Podobnie bywa w kwestii zabezpieczania. Młodzież wie o istnieniu prezerwatyw, jednak bardzo rzadko decyduje się na używanie ich. Jedna z forumowiczek twierdzi, że po stosunku wystarczy połknąć dwie tabletki aspiryny. Kolejna zaś, opowiedziała jak kilka godzin przed „romantycznym wieczorem” z chłopakiem podkradła starszej siostrze tabletki antykoncepcyjne i połknęła cztery naraz, pewna, że to uchroni ją przed wpadką.
Dochodzi nawet do takich kuriozalnych sytuacji, gdzie młode dziewczęta boją się kąpać w basenie lub korzystać z publicznych toalet. Przeczytałam również wpis wystraszonej nastolatki, która pytała czy może zajść w ciążę ze swoim bratem, ponieważ po kąpieli wytarła się jego ręcznikiem.
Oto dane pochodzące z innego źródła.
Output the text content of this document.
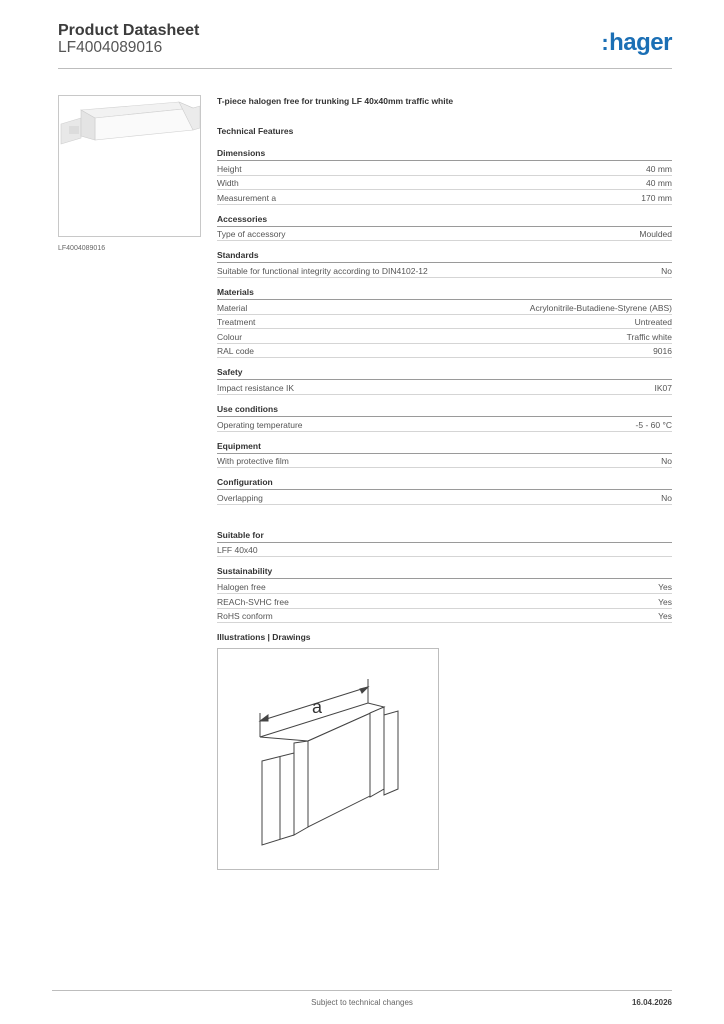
Product Datasheet
LF4004089016	:hager
LF4004089016
T-piece halogen free for trunking LF 40x40mm traffic white
Technical Features
Dimensions
Height	40 mm
Width	40 mm
Measurement a	170 mm
Accessories
Type of accessory	Moulded
Standards
Suitable for functional integrity according to DIN4102-12	No
Materials
Material	Acrylonitrile-Butadiene-Styrene (ABS)
Treatment	Untreated
Colour	Traffic white
RAL code	9016
Safety
Impact resistance IK	IK07
Use conditions
Operating temperature	-5 - 60 °C
Equipment
With protective film	No
Configuration
Overlapping	No
Suitable for
LFF 40x40
Sustainability
Halogen free	Yes
REACh-SVHC free	Yes
RoHS conform	Yes
Illustrations | Drawings
a
Subject to technical changes	16.04.2026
W czym tkwi problem? W braku odpowiedniej edukacji seksualnej. W pierwszych latach rozwoju dziecka, edukacja tego typu jest obowiązkiem rodzica. Dzieci zazwyczaj już w wieku 4-5 lat zaczynają wypytywać skąd się biorą na świecie, na co rodzice często zbywają temat lub całą „winę” zwalają na bociana. To podstawowy błąd. Z dzieckiem trzeba rozmawiać szczerze, ponieważ to właśnie rodzic jest jego „przewodnikiem”, przynajmniej w pierwszych kilkunastu latach życia.
Rodzicielstwo nie jest łatwym zadaniem, jednak wychowując młodego człowieka, musimy go nauczyć życia. Między innymi na tę naukę składa się mocno zaniedbywana edukacja seksualna.
Drugim etapem jest szkoła. Tutaj również kryje się problem. Dzieci w polskich szkołach o pierwszych wzmiankach dotyczących narządów rozrodczych mają szansę usłyszeć w wieku 13-14 lat. To zdecydowanie za późno.
Środowiska katolickie próbują tę edukację jeszcze bardziej wykluczyć. Twierdzą, że nie należy celowo podsuwać młodzieży tego typu pomysłów. Uważają, że jeśli nie będziemy wspominać nastolatkom o seksie, to oni nie będą go uprawiać. Niestety nie jest to prawdą. Seks zawsze był, jest i będzie ważnym elementem naszego życia. W ten sposób działa nasz organizm. Dlatego należy pamiętać, że lepiej edukować młodzież tak, aby mieli szansę uprawiać bezpieczny i zdrowy seks.